D. Datenverarbeitung zu weiteren Zwecken (Sekundärnutzung)

Paradigmenwechsel und Patientensouveränität

Der EHDS-VO-E bedingt einen Wechsel der relevanten Grundlage für die Sekundärnutzung von erheblicher Tragweite. Es werden umfangreiche gesetzliche Nutzungsrechte vorgesehen, die in die Rechte der Betroffenen eingreifen. Um den Kernbereich der Grundrechte zu gewährleisten, sind daher die Betroffenen in geeigneter Weise einzubinden, auch dann, wenn auf eine aus datenschutzrechtlicher Sicht vorzuziehende Zustimmung (Opt-in) verzichtet wird, z. B. indem zumindest ein niederschwelliges Widerspruchsrecht (Opt-out) vorgesehen wird. Zur Verwaltung von Widerspruch oder Zustimmung zu bestimmten Datenverarbeitungen oder Zwecken sollten digitale Managementsysteme verwendet werden.5

Außerdem müssen zu den in Artikel 34 EHDS-VO-E genannten Zwecken entsprechende Garantien und Bedingungen im Sinne von Artikel 9 Abs. 2 DS-GVO festgelegt werden. Der Grundsatz der Verhältnismäßigkeit erfordert, dass, je sensibler persönliche Daten sind, umso strenger auch die Anforderungen an deren Verarbeitung sein müssen.

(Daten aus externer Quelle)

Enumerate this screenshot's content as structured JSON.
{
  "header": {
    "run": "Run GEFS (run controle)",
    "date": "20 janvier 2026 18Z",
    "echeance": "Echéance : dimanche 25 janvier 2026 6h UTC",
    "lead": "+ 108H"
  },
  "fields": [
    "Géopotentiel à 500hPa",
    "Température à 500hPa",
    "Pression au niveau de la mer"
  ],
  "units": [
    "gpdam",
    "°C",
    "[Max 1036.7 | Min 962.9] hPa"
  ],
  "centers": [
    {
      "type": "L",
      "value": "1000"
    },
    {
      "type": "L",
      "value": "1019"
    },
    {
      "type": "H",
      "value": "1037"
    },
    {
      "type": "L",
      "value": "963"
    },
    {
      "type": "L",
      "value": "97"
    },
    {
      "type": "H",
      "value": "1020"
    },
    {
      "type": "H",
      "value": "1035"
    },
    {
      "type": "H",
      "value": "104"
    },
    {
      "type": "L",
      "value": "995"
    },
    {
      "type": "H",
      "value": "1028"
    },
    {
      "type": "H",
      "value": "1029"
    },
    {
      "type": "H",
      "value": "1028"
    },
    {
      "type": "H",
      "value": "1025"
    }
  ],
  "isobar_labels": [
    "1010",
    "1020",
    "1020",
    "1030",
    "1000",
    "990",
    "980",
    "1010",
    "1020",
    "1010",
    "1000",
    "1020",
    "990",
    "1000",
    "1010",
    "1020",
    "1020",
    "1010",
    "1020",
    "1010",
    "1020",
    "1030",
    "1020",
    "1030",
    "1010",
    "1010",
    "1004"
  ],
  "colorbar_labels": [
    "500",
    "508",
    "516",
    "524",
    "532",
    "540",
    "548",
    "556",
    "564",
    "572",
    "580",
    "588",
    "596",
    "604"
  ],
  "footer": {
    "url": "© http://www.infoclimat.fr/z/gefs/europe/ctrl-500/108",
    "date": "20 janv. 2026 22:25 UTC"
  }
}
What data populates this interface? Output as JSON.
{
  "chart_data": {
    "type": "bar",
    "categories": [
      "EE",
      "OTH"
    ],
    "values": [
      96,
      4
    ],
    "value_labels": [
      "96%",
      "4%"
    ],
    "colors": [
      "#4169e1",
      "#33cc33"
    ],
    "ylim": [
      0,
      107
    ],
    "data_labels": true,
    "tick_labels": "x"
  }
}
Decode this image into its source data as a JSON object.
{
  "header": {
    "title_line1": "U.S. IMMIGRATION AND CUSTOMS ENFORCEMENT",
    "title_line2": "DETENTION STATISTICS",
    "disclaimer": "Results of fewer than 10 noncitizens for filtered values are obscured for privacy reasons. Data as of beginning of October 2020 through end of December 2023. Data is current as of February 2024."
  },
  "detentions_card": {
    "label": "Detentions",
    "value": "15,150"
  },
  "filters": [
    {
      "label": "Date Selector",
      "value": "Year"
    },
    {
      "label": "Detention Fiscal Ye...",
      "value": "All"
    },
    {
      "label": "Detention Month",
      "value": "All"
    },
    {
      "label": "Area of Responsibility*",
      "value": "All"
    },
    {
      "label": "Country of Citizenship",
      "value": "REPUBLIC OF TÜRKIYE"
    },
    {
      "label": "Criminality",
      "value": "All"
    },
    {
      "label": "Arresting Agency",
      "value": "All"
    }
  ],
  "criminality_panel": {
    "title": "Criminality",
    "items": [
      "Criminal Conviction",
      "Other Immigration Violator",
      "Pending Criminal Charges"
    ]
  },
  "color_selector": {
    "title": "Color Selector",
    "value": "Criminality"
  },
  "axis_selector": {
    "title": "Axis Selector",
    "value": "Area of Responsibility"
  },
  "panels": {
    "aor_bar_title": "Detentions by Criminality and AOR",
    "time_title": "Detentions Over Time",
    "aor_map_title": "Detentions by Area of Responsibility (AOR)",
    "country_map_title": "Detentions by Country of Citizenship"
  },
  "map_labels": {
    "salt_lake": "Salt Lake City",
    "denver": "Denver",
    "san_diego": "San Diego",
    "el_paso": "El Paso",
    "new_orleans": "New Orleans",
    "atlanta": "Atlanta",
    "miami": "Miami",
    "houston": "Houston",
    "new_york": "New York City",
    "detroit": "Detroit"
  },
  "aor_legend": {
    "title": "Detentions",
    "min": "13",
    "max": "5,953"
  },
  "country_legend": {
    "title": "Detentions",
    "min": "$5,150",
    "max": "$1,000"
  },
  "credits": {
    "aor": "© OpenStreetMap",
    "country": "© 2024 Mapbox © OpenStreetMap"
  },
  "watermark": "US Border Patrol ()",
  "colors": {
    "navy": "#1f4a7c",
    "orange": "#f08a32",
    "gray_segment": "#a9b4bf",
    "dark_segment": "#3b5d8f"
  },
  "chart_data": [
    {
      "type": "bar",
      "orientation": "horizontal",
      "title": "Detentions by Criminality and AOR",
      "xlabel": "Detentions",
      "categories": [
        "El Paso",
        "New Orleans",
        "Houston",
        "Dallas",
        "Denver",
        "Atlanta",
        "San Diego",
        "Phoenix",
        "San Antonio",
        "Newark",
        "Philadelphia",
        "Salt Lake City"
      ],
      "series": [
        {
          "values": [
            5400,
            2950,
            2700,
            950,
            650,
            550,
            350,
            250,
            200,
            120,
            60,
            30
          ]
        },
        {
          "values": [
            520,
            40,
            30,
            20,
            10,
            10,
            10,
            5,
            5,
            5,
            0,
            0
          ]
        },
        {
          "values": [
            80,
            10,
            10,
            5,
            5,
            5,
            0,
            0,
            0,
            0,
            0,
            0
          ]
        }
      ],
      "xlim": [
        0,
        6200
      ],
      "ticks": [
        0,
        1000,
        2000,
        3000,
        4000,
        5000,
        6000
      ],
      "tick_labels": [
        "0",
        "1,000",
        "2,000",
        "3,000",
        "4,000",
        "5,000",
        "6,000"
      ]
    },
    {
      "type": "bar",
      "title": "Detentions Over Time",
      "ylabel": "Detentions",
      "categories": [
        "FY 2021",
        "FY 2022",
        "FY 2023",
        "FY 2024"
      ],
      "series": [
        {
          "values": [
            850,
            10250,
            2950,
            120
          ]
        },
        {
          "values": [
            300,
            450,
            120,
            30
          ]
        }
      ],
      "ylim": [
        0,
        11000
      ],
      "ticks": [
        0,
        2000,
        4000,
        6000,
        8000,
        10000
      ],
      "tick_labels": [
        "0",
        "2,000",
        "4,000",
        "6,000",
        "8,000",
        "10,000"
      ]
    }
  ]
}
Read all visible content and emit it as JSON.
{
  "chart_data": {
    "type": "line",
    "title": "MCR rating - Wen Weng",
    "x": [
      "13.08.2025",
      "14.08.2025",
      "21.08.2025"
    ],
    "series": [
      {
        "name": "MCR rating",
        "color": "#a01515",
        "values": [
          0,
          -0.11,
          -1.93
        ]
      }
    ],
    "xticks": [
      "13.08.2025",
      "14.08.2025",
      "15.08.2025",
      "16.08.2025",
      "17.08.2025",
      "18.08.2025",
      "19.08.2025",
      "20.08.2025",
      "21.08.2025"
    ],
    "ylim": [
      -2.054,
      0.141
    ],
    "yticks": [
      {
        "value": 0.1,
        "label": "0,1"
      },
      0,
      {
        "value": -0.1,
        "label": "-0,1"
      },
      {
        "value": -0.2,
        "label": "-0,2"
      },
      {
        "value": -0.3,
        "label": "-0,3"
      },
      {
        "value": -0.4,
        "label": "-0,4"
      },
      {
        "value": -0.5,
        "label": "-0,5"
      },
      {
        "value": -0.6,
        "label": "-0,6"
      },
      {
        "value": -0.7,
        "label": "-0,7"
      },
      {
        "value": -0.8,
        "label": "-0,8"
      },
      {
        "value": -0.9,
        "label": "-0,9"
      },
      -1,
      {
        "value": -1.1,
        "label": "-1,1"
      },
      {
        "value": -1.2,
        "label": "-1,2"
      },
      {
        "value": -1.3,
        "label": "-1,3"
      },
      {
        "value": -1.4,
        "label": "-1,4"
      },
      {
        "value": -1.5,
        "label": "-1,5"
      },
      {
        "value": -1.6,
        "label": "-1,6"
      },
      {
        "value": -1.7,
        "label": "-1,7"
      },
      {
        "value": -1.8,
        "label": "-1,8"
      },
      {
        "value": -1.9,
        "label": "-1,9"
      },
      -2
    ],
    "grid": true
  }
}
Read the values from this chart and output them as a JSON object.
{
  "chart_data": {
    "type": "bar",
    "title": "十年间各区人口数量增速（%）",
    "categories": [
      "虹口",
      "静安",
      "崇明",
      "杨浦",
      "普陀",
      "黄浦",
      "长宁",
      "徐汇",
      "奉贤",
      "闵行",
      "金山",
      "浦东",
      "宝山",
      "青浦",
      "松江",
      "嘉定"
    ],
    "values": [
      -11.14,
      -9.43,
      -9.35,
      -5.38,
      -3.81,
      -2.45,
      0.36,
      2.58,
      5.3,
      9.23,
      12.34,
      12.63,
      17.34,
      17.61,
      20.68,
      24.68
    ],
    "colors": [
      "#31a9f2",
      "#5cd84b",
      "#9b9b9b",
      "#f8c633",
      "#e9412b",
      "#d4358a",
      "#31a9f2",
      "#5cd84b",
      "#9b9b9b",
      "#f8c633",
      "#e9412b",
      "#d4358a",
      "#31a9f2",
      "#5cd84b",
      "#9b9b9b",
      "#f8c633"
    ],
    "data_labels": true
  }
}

Der Zielsetzung des EHDS als Förderungsinstrument für die wissenschaftliche Forschung und die öffentlichen Interessen entsprechend muss die sekundäre Datennutzung stets dem Allgemeinwohlinteresse dienen. Die im EHDS-VO-E ausgewiesenen Zwecke müssen im Einklang mit den Vorgaben der DS-GVO für besonders zu schützende Daten stehen und durch entsprechende Garantien flankiert werden. Insbesondere muss die sachgerechte Prüfung der Anträge auf zulässige Zwecke und den erforderlichen Datenumfang sichergestellt sein; eine automatische Zulassung einer Datennutzung nach Ablauf der Antragsbearbeitungsfrist ist unzulässig.

Einwilligungsbasierte neben gesetzlich geregelter Forschung

Einwilligungsbasierte Forschung wie in klinischen Studien muss unabhängig von der EHDS-Verordnung bestehen bleiben. Die freiwillige datenschutzrechtliche Einwilligung als Grundlage für die Datennutzung kann dem hohen Gut des Rechts auf informationelle Selbstbestimmung unmittelbar Ausdruck verleihen.

Spezifische Dateninhaber

Der Begriff des Dateninhabers muss klargestellt und begrenzt werden. Dabei sind auch die Rechtsverhältnisse der Dateninhaber mit den jeweiligen betroffenen Personen und die sich aus entsprechenden Vertrauensverhältnissen ergebenden Schweigepflichten wie Arztgeheimnis, Berufsgeheimnis, Sozialgeheimnis, aber auch Geschäftsgeheimnisse zu berücksichtigen.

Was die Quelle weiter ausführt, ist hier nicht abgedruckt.